By now it is a well-acknowledged fact that there is increased worldwide environmental awareness. Public concern about climate change and the impact of human activity on the environment and our planet’s resources and ecosystems is growing and can no longer be ignored. No sector of industry can afford to ignore this development and the air traffic sector is no exception. In particular the anti-flying movement, flight shaming, is one extreme highly mediatized manifestation of public concern about the impact of air traffic on the environment.
In recent years, the air traffic industry and in particular the ATM community has made considerable efforts to address this issue by leveraging existing technological advances to mitigate the environmental impact of aviation. As clearly stated in a resolution released by the European Parliament “Airspace is also part of the EU single market, and any fragmentation resulting from its inefficient use, as well as diverging national practices causes longer flight times, delays, extra fuel burn, and higher levels of CO2 emissions.”
The proposal for the future Airspace Architecture of the European airspace released on 5 March, 2019 which defines how Europe’s airspace architecture should look in the medium- to long-term (2025-2035), includes “high-level performance goals for safety, capacity, environmental impact and flight efficiency.”
Unsurprisingly, as a result of the unprecedented health crisis which has drastically reduced global air traffic, the public focus has shifted to more immediate concerns about how to best deal with the health crisis and its devastating impact on people’s lives and the global economy. However, the public’s environmental concerns are here to stay, and the air traffic industry must be prepared to answer these concerns by providing viable, sustainable solutions when air traffic does return to normal.
We spoke to Guillaume Ramonet, Coflight Program Director and one of the masterminds of Coflight Cloud Services, a new generation, interoperable e-FDP system compliant with Single European Sky regulations, to find out how CCS is working to improve the environmental footprint of aviation.
How does CCS meet the environmental objectives of SESAR and the Airspace Architecture Study?
CCS aims to use its technological advance developed by industrial leaders, Thales and Leonardo on Coflight, to reduce the environmental impact of the aviation sector.
Coflight Cloud Services improves trajectory prediction, which allows more flexible planning and enhanced free route allowing airlines to fly the most optimized route in terms of flight and fuel efficiency. This means more direct, shorter flights with reduced fuel burn and CO2 emissions.
We have already made considerable progress in this area and we are continuing this work with the deployment of cross-border free route thanks to the interoperability of IOP systems.

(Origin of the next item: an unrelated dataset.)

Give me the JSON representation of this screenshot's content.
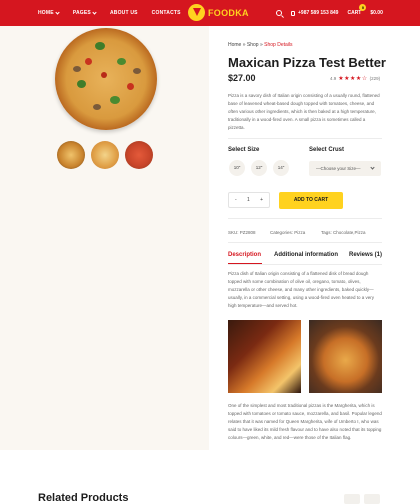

Similarly, data normalization and system interoperability also have an important impact on reducing infrastructures and DATA centers, which in turn reduces electricity consumption and logistics.
CCS is actively working with the Department of the Environment in order to continue to limit the environmental footprint of aviation for the sky of tomorrow.
Are there any new environmental benefits under development for the future?
Yes, we are currently focusing on achieving three main objectives.
First to improve the energy efficiency of ground infrastructures. Today the technical system is scattered. We are studying how we can use the technologies to reduce the number of centers, based on the experience that we have with the work underway in Switzerland.
Secondly we are working to optimize resources through virtualization. In other words, when traffic decreases like today, we need fewer servers because we need less computing capacity. With the new data center, the idea is in the future to be able to use exactly the right amount of resources that we need to achieve our objective at any given time. Hence the idea is to be able to adjust our calculation capacity to real needs.
Finally, we are currently studying the possibility of augmenting the share of renewable energy, in particular hydrogen, in the supply of energy to data centers. Today a radar station is already supplied by hydrogen. In particular, the DSNA has launched the SEPHER project (Secours Electrique par Pile à Hydrogène et Energies Renouvelables). Ultimately, this project aims to deploy, on all of DSNA’s isolated sites, electricity production solutions based on fuel cells powered by hydrogen produced by renewable energies (mainly photovoltaic solar energy).
How has COVID19 and the resulting huge decrease in air traffic impacted the CCS environmental strategy?
There are some indications that the reduction of traffic may be associated with improved air quality thanks to the reduction in some pollutants. If the link between reduced air traffic and improved air quality is confirmed, public concerns about the environmental impact of air traffic is likely to be heightened when air traffic begins to recover. At the same time, today people still want to travel easily. The ATM community must achieve a satisfactory balance between citizens’ desire to travel, and their desire for better air quality.
We must prepare now for a return to the pre-Covid levels of air traffic by continuing to invest in innovative technologies and solutions that can reduce the environmental footprint of aviation.